I keep reading with my son, and my daydreams started running wild. This is when my first YA novel idea hit me. I had no idea it was a YA novel as I hadn't read any and my son was still reading MG books.

I wanted to start reading more as I knew it would help make me a better writer. The first YA I read was the Twilight series, then The Host. I was hooked on YA and paranormal then. My book collection rapidly expanded, being filled with YA titles and adult authors such as Charlaine Harris.

Sometimes I wish that I had the range and depth of books to read as a teenager as the current teens do now. But I still wouldn't swap Sparhawk for the world.

So - what are your favourite childhood books? How have books impacted on your life.


  1. I was a voracious reader as a child and middle-schooler, but when I became a teen, there just weren't any "real" enough books readily available for me, dealing with the issues I was facing, so I fell away from reading for a few years. It's sad, because I think things might have been different if I'd had some novels to love back then. I'm so glad the YA market has exploded, and offers so much to teens now.
    As a child I loved Shel Silverstein and RL Stine spooky books. Also all the Ramona books. Ooh, and remember HOW TO EAT FRIED WORMS? :)

  2. I'm having a ball at the moment, rediscovering books I loved as a child with my sons. We've read the whole Willard Price Adventure series which I adored for years, Roald Dahl, Emil and the Detectives and all the Elizabeth Enright books about the Melendy family. As they get older, I'm looking forward to the classics I loved, Treasure Island and Robinson Crusoe among them.

    Books saved me as a child. We moved to a new country every two years or so, and books remained my trusty friends even while I left my real ones behind.

  3. My favorite childhood books were the Dragonlance series and the Pern series (yay for high fantasy!) But they're adult books. In fact, back then all the books I enjoyed were adult. You're right, teen books have come a long way and the genre is amazing now.

  4. I feel like I could have written this post. I totally got into Harry Potter, Narnia, LOTR and many others through my son. I used to read to him for hours and ended up having to sneak his books when he wasn't looking.

    When I was a teen, I read Sweet Valley High novels, Judy Blume, Beverly Cleary and a few others, but supplemented that with trashy novels by Judith Krantz, Jackie Collins, V.C. Andrews, and more.
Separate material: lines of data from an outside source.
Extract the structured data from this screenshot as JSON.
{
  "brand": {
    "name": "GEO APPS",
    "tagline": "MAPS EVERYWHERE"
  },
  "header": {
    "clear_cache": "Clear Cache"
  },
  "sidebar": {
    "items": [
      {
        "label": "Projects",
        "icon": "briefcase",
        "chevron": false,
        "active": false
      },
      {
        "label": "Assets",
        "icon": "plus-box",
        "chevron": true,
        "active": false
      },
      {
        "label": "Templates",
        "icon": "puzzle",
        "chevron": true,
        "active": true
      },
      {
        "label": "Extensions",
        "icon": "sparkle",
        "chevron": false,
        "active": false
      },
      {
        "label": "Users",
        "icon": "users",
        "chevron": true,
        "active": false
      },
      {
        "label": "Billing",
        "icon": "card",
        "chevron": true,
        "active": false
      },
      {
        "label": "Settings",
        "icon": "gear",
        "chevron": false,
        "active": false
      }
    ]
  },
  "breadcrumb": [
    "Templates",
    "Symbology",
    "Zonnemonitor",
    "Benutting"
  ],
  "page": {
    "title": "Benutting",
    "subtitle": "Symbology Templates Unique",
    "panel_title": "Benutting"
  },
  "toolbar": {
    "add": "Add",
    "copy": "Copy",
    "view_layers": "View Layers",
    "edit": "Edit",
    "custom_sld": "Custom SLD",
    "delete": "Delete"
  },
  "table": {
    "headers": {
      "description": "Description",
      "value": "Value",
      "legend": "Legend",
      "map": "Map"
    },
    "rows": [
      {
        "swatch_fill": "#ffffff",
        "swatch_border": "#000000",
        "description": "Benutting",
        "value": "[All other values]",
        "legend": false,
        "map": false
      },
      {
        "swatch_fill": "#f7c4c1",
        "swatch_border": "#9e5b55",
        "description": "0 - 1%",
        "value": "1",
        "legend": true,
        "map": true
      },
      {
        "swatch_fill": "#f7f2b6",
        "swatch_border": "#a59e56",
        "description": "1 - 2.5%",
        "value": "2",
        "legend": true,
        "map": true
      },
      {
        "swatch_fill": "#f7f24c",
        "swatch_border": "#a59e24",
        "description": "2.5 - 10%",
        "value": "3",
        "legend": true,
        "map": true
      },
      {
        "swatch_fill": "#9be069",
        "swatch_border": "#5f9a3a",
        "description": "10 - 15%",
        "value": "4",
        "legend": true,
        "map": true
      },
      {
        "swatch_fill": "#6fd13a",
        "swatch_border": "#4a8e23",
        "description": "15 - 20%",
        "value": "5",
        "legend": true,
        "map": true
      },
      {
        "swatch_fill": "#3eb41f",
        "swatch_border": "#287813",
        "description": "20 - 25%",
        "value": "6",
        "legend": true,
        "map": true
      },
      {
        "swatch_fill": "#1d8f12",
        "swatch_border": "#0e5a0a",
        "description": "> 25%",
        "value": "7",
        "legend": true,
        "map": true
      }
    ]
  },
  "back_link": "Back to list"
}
It was hard to find a middle ground between cheesy goodie-goodie novels and total trash. I remember Waiting Games and Sooner or Later by Carole and Bruce Hart found a happy medium, but yeah, YA in the 80s was rather pathetic.

    I'm so glad my son has had Brian Jacques, Eoin Colfer, Anthony Horowitz, and of course books like the Hunger Games to read. He likes Jodi Picoult *pukes a little* but you can't win them all.